We research more than our fair share of furniture designers.
While many of these creators can legitimately claim to have shaped the industry, few can have had a bigger impact than Marcel Breuer.
He was, after all, responsible for both the first mass produced chair and the very first chair to be made from tubular steel.
Like most of the greats, Breuer was a renowned cabinetmaker and architect.
Unlike most of the greats, however, he enjoyed success as a furniture designer before making any real headway in the built environment.
Breuer himself acknowledged: “It is interesting that the modern furniture was promoted not by the professional furniture designers, but by architects.
He even used the royalties from one of his earliest and perhaps most important designs the, Wassily Chair, a radical reinterpretation of the ubiquitous club chair, to start his own practice in Berlin in the late 1920’s.
According to some of the commentary we’ve read, some of his best-loved buildings also have their design roots in furniture making.
We don’t claim to be qualified to talk about architecture but this wouldn’t surprise us given his schooling at the Bauhaus.
If you don’t know much about the Bauhaus, then you might want to spend some time looking into it (mainly because it’s fascinating).
The very top-line information you’ll need to get started is that this was a revolutionary institution that sought to disrupt the conventional view that design and art ought to be taught separately and as distinct entities.
The Bauhaus instead acknowledged and embraced the interconnectivity of a range of associated disciplines so that students would gain a more rounded, and ultimately more useful, education.
This is why Bauhaus students had an understanding of mass production techniques alongside a host of other technical skills.
It is also perhaps why the shape of the other landmark design in Breuer’s oeuvre, the Cesca Chair, heralded by many as the first mass produced design of its kind, is as eye-catching as it is efficient.
Interestingly enough, Breuer’s career (alongside a string of grizzly socio-political developments) brought him to London where he lived and worked alongside Jack Pritchard at the Isokon.
If you’re short of something to do when you’re in our capital, the building’s museum is well worth a visit.
While it is true to say that he is remembered mainly for his architectural endeavours in the USA (when you consider that his portfolio includes New York’s Whitney Museum and St John's Abbey Church in Minnesota, it’s hardly a surprise) he will always be thought of a furniture designer inside these walls.
To help you source your own Marcel Breuer pieces, we have answered the following FAQ’s about his output:
As ever, we hope that you’ll bear us in mind when you’re looking.

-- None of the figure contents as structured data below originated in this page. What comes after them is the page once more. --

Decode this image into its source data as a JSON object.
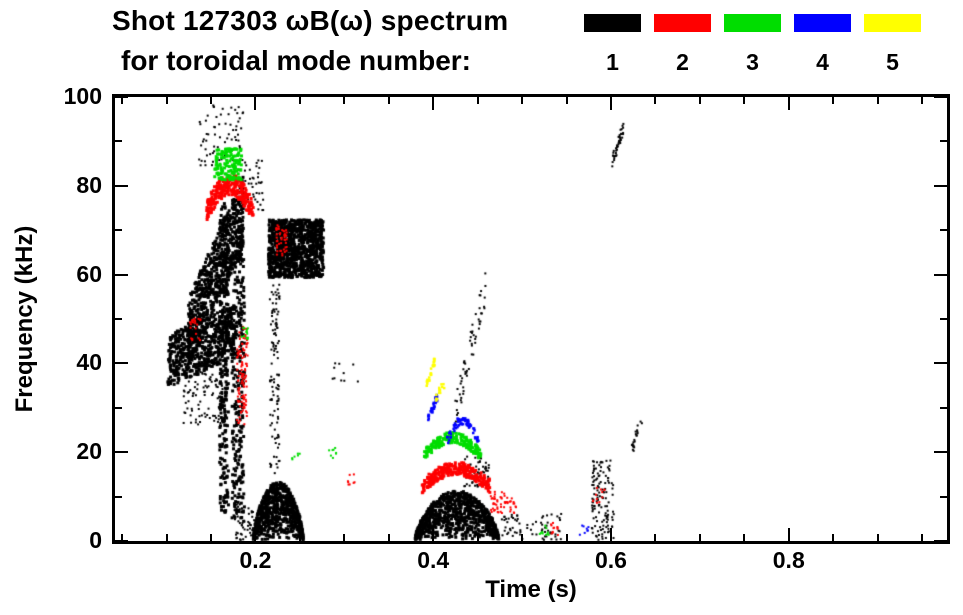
{
  "chart_data": {
    "type": "scatter",
    "title": "Shot 127303 ωB(ω) spectrum",
    "subtitle": "for toroidal mode number:",
    "xlabel": "Time (s)",
    "ylabel": "Frequency (kHz)",
    "xlim": [
      0.042,
      0.978
    ],
    "ylim": [
      0,
      100
    ],
    "xticks": [
      0.2,
      0.4,
      0.6,
      0.8
    ],
    "xtick_labels": [
      "0.2",
      "0.4",
      "0.6",
      "0.8"
    ],
    "yticks": [
      0,
      20,
      40,
      60,
      80,
      100
    ],
    "ytick_labels": [
      "0",
      "20",
      "40",
      "60",
      "80",
      "100"
    ],
    "x_minor_step": 0.05,
    "y_minor_step": 10,
    "legend": [
      {
        "label": "1",
        "color": "#000000"
      },
      {
        "label": "2",
        "color": "#ff0000"
      },
      {
        "label": "3",
        "color": "#00dd00"
      },
      {
        "label": "4",
        "color": "#0000ff"
      },
      {
        "label": "5",
        "color": "#ffff00"
      }
    ],
    "series": [
      {
        "mode": "1",
        "color": "#000000",
        "clusters": [
          [
            "diag",
            0.1,
            0.175,
            40,
            47,
            550,
            3,
            6
          ],
          [
            "diag",
            0.122,
            0.185,
            46,
            74,
            700,
            3,
            8
          ],
          [
            "rect",
            0.158,
            0.168,
            6,
            76,
            300,
            3,
            0
          ],
          [
            "rect",
            0.172,
            0.186,
            4,
            70,
            300,
            3,
            0
          ],
          [
            "rect",
            0.213,
            0.275,
            59,
            72,
            1100,
            3,
            0
          ],
          [
            "rect",
            0.215,
            0.226,
            15,
            58,
            110,
            2,
            0
          ],
          [
            "arch",
            0.196,
            0.252,
            0,
            13,
            750,
            3,
            0
          ],
          [
            "rect",
            0.135,
            0.185,
            84,
            98,
            70,
            2,
            0
          ],
          [
            "rect",
            0.118,
            0.165,
            26,
            38,
            90,
            2,
            0
          ],
          [
            "arch",
            0.378,
            0.472,
            0,
            11,
            850,
            3,
            0
          ],
          [
            "diag",
            0.422,
            0.458,
            28,
            57,
            60,
            2,
            4
          ],
          [
            "rect",
            0.432,
            0.462,
            12,
            19,
            60,
            2,
            0
          ],
          [
            "rect",
            0.475,
            0.545,
            0,
            6,
            70,
            2,
            0
          ],
          [
            "rect",
            0.577,
            0.602,
            0,
            18,
            130,
            2,
            0
          ],
          [
            "diag",
            0.6,
            0.613,
            85,
            93,
            45,
            2,
            1.5
          ],
          [
            "diag",
            0.622,
            0.634,
            20,
            28,
            22,
            2,
            1.5
          ],
          [
            "rect",
            0.285,
            0.315,
            35,
            40,
            10,
            2,
            0
          ],
          [
            "rect",
            0.175,
            0.198,
            0,
            8,
            60,
            2,
            0
          ],
          [
            "rect",
            0.186,
            0.208,
            74,
            86,
            40,
            2,
            0
          ]
        ]
      },
      {
        "mode": "2",
        "color": "#ff0000",
        "clusters": [
          [
            "arc",
            0.143,
            0.196,
            74,
            80,
            260,
            3,
            2.5
          ],
          [
            "rect",
            0.178,
            0.19,
            26,
            48,
            110,
            2,
            0
          ],
          [
            "rect",
            0.125,
            0.138,
            44,
            50,
            22,
            2,
            0
          ],
          [
            "rect",
            0.222,
            0.234,
            64,
            71,
            45,
            2,
            0
          ],
          [
            "arc",
            0.386,
            0.462,
            12,
            16,
            260,
            3,
            1.5
          ],
          [
            "rect",
            0.462,
            0.492,
            6,
            11,
            55,
            2,
            0
          ],
          [
            "rect",
            0.528,
            0.54,
            1,
            4,
            12,
            2,
            0
          ],
          [
            "rect",
            0.3,
            0.312,
            12,
            15,
            8,
            2,
            0
          ],
          [
            "rect",
            0.578,
            0.592,
            8,
            12,
            12,
            2,
            0
          ]
        ]
      },
      {
        "mode": "3",
        "color": "#00dd00",
        "clusters": [
          [
            "rect",
            0.152,
            0.183,
            81,
            88,
            130,
            3,
            0
          ],
          [
            "rect",
            0.183,
            0.191,
            45,
            48,
            12,
            2,
            0
          ],
          [
            "arc",
            0.388,
            0.452,
            19,
            23,
            190,
            3,
            1.2
          ],
          [
            "rect",
            0.28,
            0.29,
            18,
            21,
            8,
            2,
            0
          ],
          [
            "rect",
            0.518,
            0.53,
            1,
            4,
            10,
            2,
            0
          ],
          [
            "rect",
            0.24,
            0.25,
            18,
            21,
            6,
            2,
            0
          ]
        ]
      },
      {
        "mode": "4",
        "color": "#0000ff",
        "clusters": [
          [
            "diag",
            0.393,
            0.403,
            27,
            32,
            30,
            2.5,
            1
          ],
          [
            "arc",
            0.414,
            0.45,
            22,
            27,
            65,
            2.5,
            1
          ],
          [
            "rect",
            0.563,
            0.575,
            1,
            4,
            8,
            2,
            0
          ]
        ]
      },
      {
        "mode": "5",
        "color": "#ffff00",
        "clusters": [
          [
            "diag",
            0.391,
            0.4,
            35,
            40,
            26,
            2.5,
            1
          ],
          [
            "diag",
            0.401,
            0.411,
            32,
            35,
            14,
            2.5,
            1
          ]
        ]
      }
    ]
  }
}
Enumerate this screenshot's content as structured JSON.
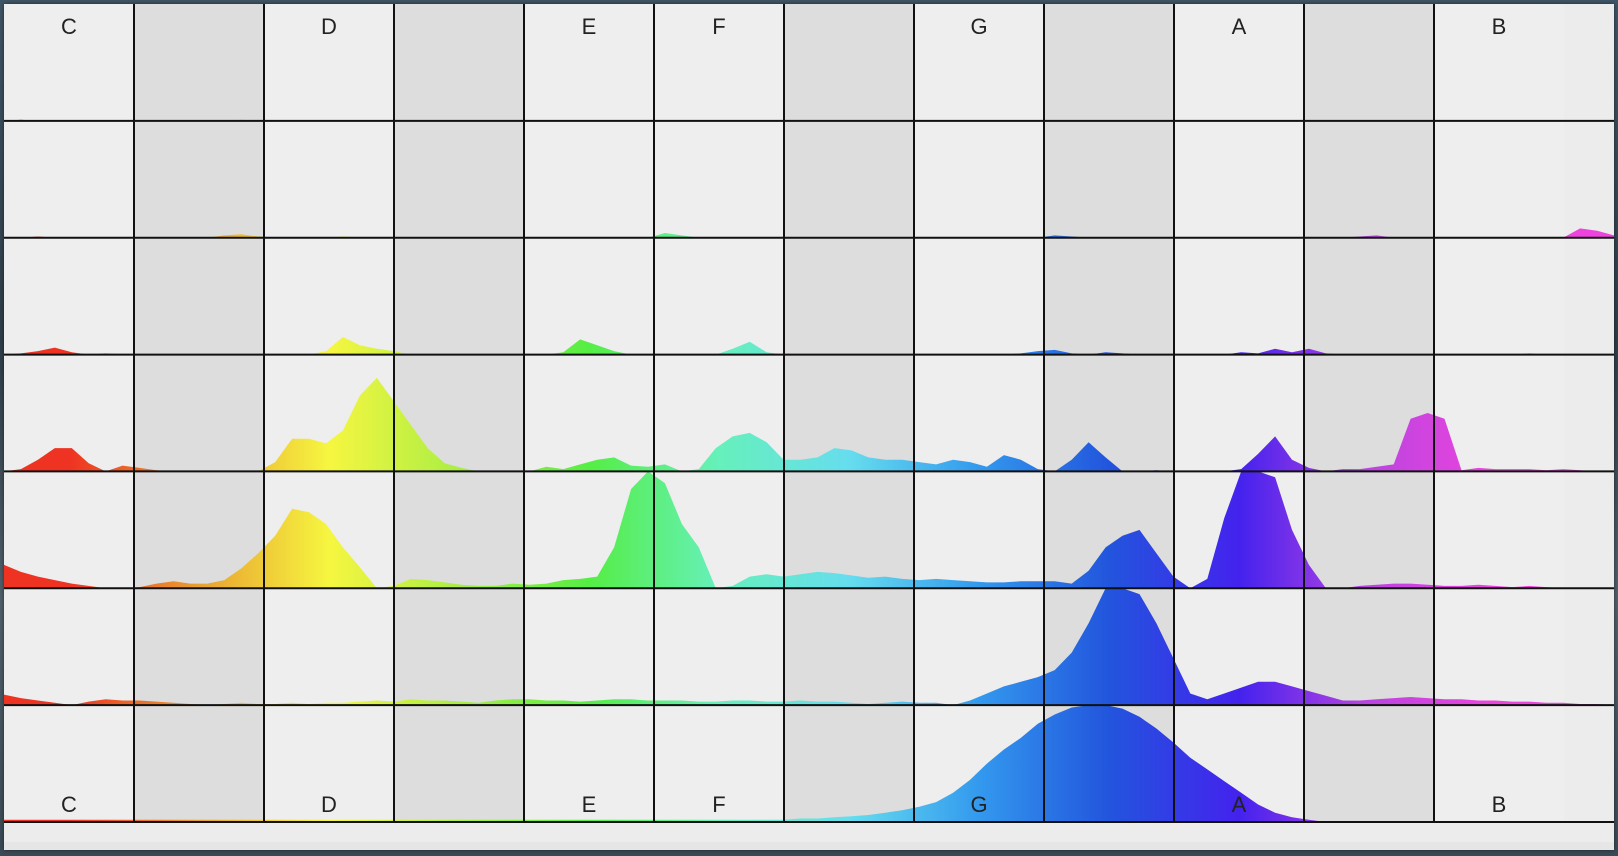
{
  "app": {
    "colors": {
      "natural_col_bg": "#eeeeee",
      "accidental_col_bg": "#dddddd",
      "grid_line": "#111111",
      "label_text": "#222222"
    },
    "columns": [
      {
        "label": "C",
        "accidental": false,
        "color": "#ee3322"
      },
      {
        "label": "",
        "accidental": true,
        "color": "#e8a030"
      },
      {
        "label": "D",
        "accidental": false,
        "color": "#f6f640"
      },
      {
        "label": "",
        "accidental": true,
        "color": "#aaee44"
      },
      {
        "label": "E",
        "accidental": false,
        "color": "#55ee44"
      },
      {
        "label": "F",
        "accidental": false,
        "color": "#66f0bb"
      },
      {
        "label": "",
        "accidental": true,
        "color": "#66ddee"
      },
      {
        "label": "G",
        "accidental": false,
        "color": "#3399ee"
      },
      {
        "label": "",
        "accidental": true,
        "color": "#2255dd"
      },
      {
        "label": "A",
        "accidental": false,
        "color": "#4422ee"
      },
      {
        "label": "",
        "accidental": true,
        "color": "#bb44e0"
      },
      {
        "label": "B",
        "accidental": false,
        "color": "#ee44dd"
      }
    ],
    "top_labels": [
      "C",
      "D",
      "E",
      "F",
      "G",
      "A",
      "B"
    ],
    "bottom_labels": [
      "C",
      "D",
      "E",
      "F",
      "G",
      "A",
      "B"
    ],
    "rows": 7,
    "spectra": [
      {
        "row": 0,
        "levels": [
          0.0,
          0.01,
          0.0,
          0.0,
          0.0,
          0.0,
          0.0,
          0.0,
          0.0,
          0.0,
          0.0,
          0.0,
          0.0,
          0.0,
          0.01,
          0.0,
          0.0,
          0.0,
          0.0,
          0.0,
          0.0,
          0.0,
          0.0,
          0.0,
          0.0,
          0.0,
          0.0,
          0.0,
          0.0,
          0.0,
          0.0,
          0.0,
          0.0,
          0.0,
          0.0,
          0.0,
          0.0,
          0.0,
          0.0,
          0.0,
          0.0,
          0.0,
          0.0,
          0.0,
          0.0,
          0.0,
          0.0,
          0.0,
          0.0,
          0.0,
          0.0,
          0.0,
          0.0,
          0.0,
          0.0,
          0.0,
          0.0,
          0.0,
          0.0,
          0.0,
          0.0,
          0.0,
          0.0,
          0.0,
          0.0,
          0.0,
          0.0,
          0.0,
          0.0,
          0.0,
          0.0,
          0.0,
          0.0,
          0.0,
          0.0,
          0.0,
          0.0,
          0.0,
          0.0,
          0.0,
          0.0,
          0.0,
          0.0,
          0.0,
          0.0,
          0.0,
          0.0,
          0.0,
          0.0,
          0.0,
          0.0,
          0.0,
          0.0,
          0.0,
          0.0,
          0.0
        ]
      },
      {
        "row": 1,
        "levels": [
          0.0,
          0.0,
          0.01,
          0.0,
          0.0,
          0.0,
          0.0,
          0.0,
          0.0,
          0.0,
          0.0,
          0.0,
          0.0,
          0.02,
          0.03,
          0.01,
          0.0,
          0.0,
          0.0,
          0.0,
          0.01,
          0.0,
          0.0,
          0.0,
          0.0,
          0.0,
          0.0,
          0.0,
          0.0,
          0.0,
          0.0,
          0.0,
          0.0,
          0.0,
          0.0,
          0.0,
          0.0,
          0.0,
          0.0,
          0.04,
          0.02,
          0.0,
          0.0,
          0.0,
          0.0,
          0.0,
          0.0,
          0.0,
          0.0,
          0.0,
          0.0,
          0.0,
          0.0,
          0.0,
          0.0,
          0.0,
          0.0,
          0.0,
          0.0,
          0.0,
          0.0,
          0.0,
          0.02,
          0.01,
          0.0,
          0.0,
          0.0,
          0.0,
          0.0,
          0.0,
          0.0,
          0.0,
          0.0,
          0.0,
          0.0,
          0.0,
          0.0,
          0.0,
          0.0,
          0.0,
          0.01,
          0.02,
          0.0,
          0.0,
          0.0,
          0.0,
          0.0,
          0.0,
          0.0,
          0.0,
          0.0,
          0.0,
          0.0,
          0.08,
          0.06,
          0.02
        ]
      },
      {
        "row": 2,
        "levels": [
          0.0,
          0.01,
          0.03,
          0.06,
          0.02,
          0.0,
          0.01,
          0.0,
          0.0,
          0.0,
          0.0,
          0.0,
          0.0,
          0.0,
          0.0,
          0.0,
          0.0,
          0.0,
          0.0,
          0.03,
          0.15,
          0.08,
          0.05,
          0.03,
          0.0,
          0.0,
          0.0,
          0.0,
          0.0,
          0.0,
          0.0,
          0.0,
          0.0,
          0.02,
          0.13,
          0.08,
          0.03,
          0.0,
          0.0,
          0.0,
          0.0,
          0.0,
          0.0,
          0.05,
          0.11,
          0.02,
          0.0,
          0.0,
          0.0,
          0.0,
          0.0,
          0.0,
          0.0,
          0.0,
          0.0,
          0.0,
          0.0,
          0.0,
          0.0,
          0.0,
          0.01,
          0.03,
          0.04,
          0.01,
          0.0,
          0.02,
          0.01,
          0.0,
          0.0,
          0.0,
          0.0,
          0.0,
          0.0,
          0.02,
          0.01,
          0.05,
          0.02,
          0.05,
          0.01,
          0.0,
          0.0,
          0.0,
          0.0,
          0.0,
          0.0,
          0.0,
          0.0,
          0.0,
          0.0,
          0.0,
          0.01,
          0.0,
          0.0,
          0.0,
          0.0,
          0.0
        ]
      },
      {
        "row": 3,
        "levels": [
          0.0,
          0.02,
          0.1,
          0.2,
          0.2,
          0.07,
          0.0,
          0.05,
          0.03,
          0.01,
          0.0,
          0.0,
          0.0,
          0.0,
          0.0,
          0.0,
          0.08,
          0.28,
          0.28,
          0.24,
          0.35,
          0.65,
          0.8,
          0.6,
          0.4,
          0.2,
          0.07,
          0.03,
          0.0,
          0.0,
          0.0,
          0.0,
          0.04,
          0.02,
          0.06,
          0.1,
          0.12,
          0.05,
          0.04,
          0.06,
          0.0,
          0.02,
          0.2,
          0.3,
          0.33,
          0.25,
          0.1,
          0.1,
          0.12,
          0.2,
          0.18,
          0.12,
          0.1,
          0.1,
          0.08,
          0.06,
          0.1,
          0.08,
          0.04,
          0.14,
          0.1,
          0.02,
          0.0,
          0.1,
          0.25,
          0.12,
          0.0,
          0.0,
          0.01,
          0.0,
          0.0,
          0.0,
          0.0,
          0.02,
          0.15,
          0.3,
          0.1,
          0.03,
          0.0,
          0.02,
          0.02,
          0.04,
          0.06,
          0.45,
          0.5,
          0.45,
          0.01,
          0.03,
          0.02,
          0.02,
          0.02,
          0.01,
          0.02,
          0.01,
          0.0,
          0.0
        ]
      },
      {
        "row": 4,
        "levels": [
          0.2,
          0.14,
          0.1,
          0.07,
          0.04,
          0.02,
          0.0,
          0.0,
          0.01,
          0.04,
          0.06,
          0.04,
          0.04,
          0.07,
          0.17,
          0.3,
          0.45,
          0.68,
          0.65,
          0.55,
          0.35,
          0.18,
          0.0,
          0.02,
          0.08,
          0.07,
          0.05,
          0.03,
          0.02,
          0.02,
          0.04,
          0.03,
          0.04,
          0.07,
          0.08,
          0.1,
          0.35,
          0.85,
          1.0,
          0.9,
          0.55,
          0.35,
          0.0,
          0.02,
          0.1,
          0.12,
          0.1,
          0.12,
          0.14,
          0.13,
          0.11,
          0.09,
          0.1,
          0.08,
          0.07,
          0.08,
          0.07,
          0.06,
          0.05,
          0.05,
          0.06,
          0.06,
          0.06,
          0.04,
          0.15,
          0.35,
          0.45,
          0.5,
          0.3,
          0.1,
          0.0,
          0.08,
          0.6,
          1.0,
          1.0,
          0.95,
          0.5,
          0.2,
          0.0,
          0.0,
          0.02,
          0.03,
          0.04,
          0.04,
          0.03,
          0.02,
          0.02,
          0.03,
          0.02,
          0.01,
          0.02,
          0.01,
          0.0,
          0.0,
          0.0,
          0.0
        ]
      },
      {
        "row": 5,
        "levels": [
          0.09,
          0.06,
          0.04,
          0.02,
          0.0,
          0.03,
          0.05,
          0.04,
          0.04,
          0.03,
          0.02,
          0.01,
          0.0,
          0.01,
          0.02,
          0.01,
          0.01,
          0.02,
          0.01,
          0.02,
          0.02,
          0.03,
          0.04,
          0.03,
          0.05,
          0.04,
          0.04,
          0.03,
          0.02,
          0.04,
          0.05,
          0.05,
          0.04,
          0.04,
          0.03,
          0.04,
          0.05,
          0.05,
          0.04,
          0.04,
          0.04,
          0.03,
          0.03,
          0.04,
          0.04,
          0.03,
          0.03,
          0.04,
          0.03,
          0.03,
          0.02,
          0.01,
          0.02,
          0.03,
          0.02,
          0.02,
          0.0,
          0.04,
          0.1,
          0.16,
          0.2,
          0.24,
          0.3,
          0.45,
          0.7,
          1.0,
          1.0,
          0.95,
          0.7,
          0.4,
          0.1,
          0.05,
          0.1,
          0.15,
          0.2,
          0.2,
          0.16,
          0.12,
          0.08,
          0.04,
          0.04,
          0.05,
          0.06,
          0.07,
          0.06,
          0.05,
          0.05,
          0.04,
          0.04,
          0.03,
          0.03,
          0.02,
          0.02,
          0.01,
          0.01,
          0.0
        ]
      },
      {
        "row": 6,
        "levels": [
          0.02,
          0.02,
          0.02,
          0.02,
          0.02,
          0.02,
          0.02,
          0.02,
          0.02,
          0.02,
          0.02,
          0.02,
          0.02,
          0.02,
          0.02,
          0.02,
          0.02,
          0.02,
          0.02,
          0.02,
          0.02,
          0.02,
          0.02,
          0.02,
          0.02,
          0.02,
          0.02,
          0.02,
          0.02,
          0.02,
          0.02,
          0.02,
          0.02,
          0.02,
          0.02,
          0.02,
          0.02,
          0.02,
          0.02,
          0.02,
          0.02,
          0.02,
          0.02,
          0.02,
          0.02,
          0.02,
          0.02,
          0.03,
          0.03,
          0.04,
          0.05,
          0.06,
          0.08,
          0.1,
          0.13,
          0.17,
          0.25,
          0.36,
          0.5,
          0.62,
          0.72,
          0.84,
          0.92,
          0.98,
          1.0,
          1.0,
          0.97,
          0.9,
          0.8,
          0.68,
          0.55,
          0.45,
          0.35,
          0.25,
          0.15,
          0.08,
          0.04,
          0.02,
          0.0,
          0.0,
          0.0,
          0.0,
          0.0,
          0.0,
          0.0,
          0.0,
          0.0,
          0.0,
          0.0,
          0.0,
          0.0,
          0.0,
          0.0,
          0.0,
          0.0,
          0.0
        ]
      }
    ]
  }
}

There is also a string of excellent dealers in the capital that may also be able to help you. Check out our London guide to mid century furniture for more.
When and Where was Marcel Breuer Born?
Despite having a very French name, Breuer was born in Pesc, Hungary, in 1902.
He passed away in New York in 1981.
Where was Marcel Breuer Furniture Made?
Not an easy question to answer.
A lot of the early designs were produced in Italy, but the USA, the UK and Estonia also feature on the list.
Given his designs are still being made under license, it’s safe to assume this list will continue to grow.
What is Marcel Breuer Furniture Made From?
He is best known for his work with tubular steel but the same designs are more likely to be made with aluminium these days.
His Long Chair for Isokon was a plywood masterpiece, though.
You might also expect some leather and caning finishes, too.
How to Identify Marcel Breuer Furniture?
Much, much harder question to answer.
Nothing that has passed through our care has been stamped. There could never, however, be any debate over who designed them.
Some archival images we’ve seen show items that feature his signature, and any new pieces are likely to feature a maker’s mark.
In most instances, the best way to ensure authenticity is to check the dimensions against the original designs.
What was Marcel Breuer’s Most Famous Design?
As previously mentioned, there are only really three candidates here: the Wassily chair, the Long Chair and the Cesca chair.
The honours are likely to go to the Wassily, but the Cesca chair has probably proved more popular.
Is Marcel Breuer Furniture Valuable?
Very much so.
Original Marcel Breuer pieces can fetch thousands of pounds.
The same designs made today are similarly valuable.
Long story short, a Breuer piece is an investment not an expense.
How to Care for Marcel Breuer Furniture?
If you choose to go a different way, just make sure that whatever you use is natural and contains no solvents.
Wipe down mess and stains with a damp (not wet) cloth.
Upholstery work should always be carried out by a professional. Clean leather with a leather-specific detergent and always follow the instructions on the label.
For tubular steel or aluminium pieces, signs of rust can often be reduced by scrubbing the area with lime juice and wire wool.
Give these items a general clean with a damp cloth (you may also want to use a little dishwashing detergent).